Restrict the Primary Account in Google Chrome Browser

The first user to sign in to a device in Chrome browser is the primary user. The Google Account that a user chooses when they opt in to sync their data. The primary account syncs browsing data across devices, such as bookmarks, browsing history, passwords, and more.

IT administrators can restrict primary accounts on Chrome for Mac by specifying which Google accounts can be set as the primary accounts, with the help of the following custom payload.

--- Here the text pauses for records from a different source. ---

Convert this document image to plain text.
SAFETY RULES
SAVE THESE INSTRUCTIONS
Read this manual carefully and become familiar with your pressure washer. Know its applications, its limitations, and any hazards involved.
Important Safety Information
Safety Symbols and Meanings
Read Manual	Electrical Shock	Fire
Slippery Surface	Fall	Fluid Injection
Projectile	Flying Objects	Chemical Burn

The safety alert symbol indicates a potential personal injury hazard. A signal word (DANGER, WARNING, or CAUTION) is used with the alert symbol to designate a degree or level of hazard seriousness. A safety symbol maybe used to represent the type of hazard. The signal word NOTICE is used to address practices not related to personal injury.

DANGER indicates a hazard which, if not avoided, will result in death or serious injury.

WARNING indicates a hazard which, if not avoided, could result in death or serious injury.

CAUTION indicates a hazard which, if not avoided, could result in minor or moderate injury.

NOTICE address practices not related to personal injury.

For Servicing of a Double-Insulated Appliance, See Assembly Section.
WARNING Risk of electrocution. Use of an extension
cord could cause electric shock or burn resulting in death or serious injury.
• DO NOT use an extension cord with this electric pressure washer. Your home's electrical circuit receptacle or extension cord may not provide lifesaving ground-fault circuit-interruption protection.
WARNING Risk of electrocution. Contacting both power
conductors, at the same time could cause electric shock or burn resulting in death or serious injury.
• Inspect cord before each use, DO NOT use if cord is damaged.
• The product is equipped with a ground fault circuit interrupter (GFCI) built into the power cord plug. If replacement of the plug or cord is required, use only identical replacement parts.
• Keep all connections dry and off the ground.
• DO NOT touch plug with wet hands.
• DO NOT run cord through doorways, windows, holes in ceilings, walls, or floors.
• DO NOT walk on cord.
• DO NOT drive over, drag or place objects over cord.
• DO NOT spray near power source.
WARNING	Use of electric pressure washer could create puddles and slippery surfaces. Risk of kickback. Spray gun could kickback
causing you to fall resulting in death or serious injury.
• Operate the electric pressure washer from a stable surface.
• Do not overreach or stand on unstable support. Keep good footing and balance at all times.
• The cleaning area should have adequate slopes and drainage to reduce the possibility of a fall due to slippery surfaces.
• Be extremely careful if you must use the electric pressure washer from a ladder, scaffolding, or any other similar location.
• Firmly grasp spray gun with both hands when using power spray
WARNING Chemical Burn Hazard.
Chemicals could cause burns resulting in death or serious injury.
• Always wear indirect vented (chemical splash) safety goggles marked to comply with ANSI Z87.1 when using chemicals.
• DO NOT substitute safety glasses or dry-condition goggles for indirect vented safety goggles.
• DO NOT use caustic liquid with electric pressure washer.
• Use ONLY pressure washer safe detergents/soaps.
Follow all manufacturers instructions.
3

1. Copy the contents directly from below and add it in Custom Settings in the Device Profile or click here to download the file and import it in the Device Profile.
   

   <?xml version="1.0" encoding="UTF-8"?>
   <!DOCTYPE plist PUBLIC "-//Apple//DTD PLIST 1.0//EN" "http://www.apple.com/DTDs/PropertyList-1.0.dtd">
   <plist version="1.0">
   <dict>
       <key>PayloadContent</key>
       <array>
           <dict>
               <key>PayloadDisplayName</key>
               <string>Google Chrome</string>
               <key>PayloadIdentifier</key>
               <string>com.google.Chrome.719B98A8-6219-4438-ADAF-C26C8B694FA6</string>
               <key>PayloadType</key>
               <string>com.google.Chrome</string>
               <key>PayloadUUID</key>
               <string>719B98A8-6219-4438-ADAF-C26C8B694FA6</string>
               <key>PayloadVersion</key>
               <integer>1</integer>
               <key>RestrictSigninToPattern</key>
               <string>.*@yourcompany\.com$</string>
               <key>BrowserSignin</key>
               <integer>2</integer>
           </dict>
       </array>
       <key>PayloadDisplayName</key>
       <string>custom-configuration</string>
       <key>PayloadIdentifier</key>
       <string>PAYLOAD IDENTIFIER</string>
       <key>PayloadType</key>
       <string>Configuration</string>
       <key>PayloadUUID</key>
       <string>45A58F11-B3D4-4E9E-AD90-36C3C25A838B</string>
       <key>PayloadVersion</key>
       <integer>1</integer>
   </dict>
   </plist>

2. In the payload, please change the below place holder “yourcompany” with your company's domain.
   

   <key>RestrictSigninToPattern</key>
   <string>.*@yourcompany\.com$</string>

3. Follow our guide on how to add the Custom Payload in the Device Profile & deploy it to devices.

Note:

1. The Payload and its contents are sourced from various albeit authenticated Apple Developer communities and forums.

2. Please validate them on a test machine before deploying them on all your managed devices.

3. Scalefusion has tested these Payloads, however, Scalefusion will not be responsible for any loss of data or system malfunction that may arise due to the incorrect usage of these payloads.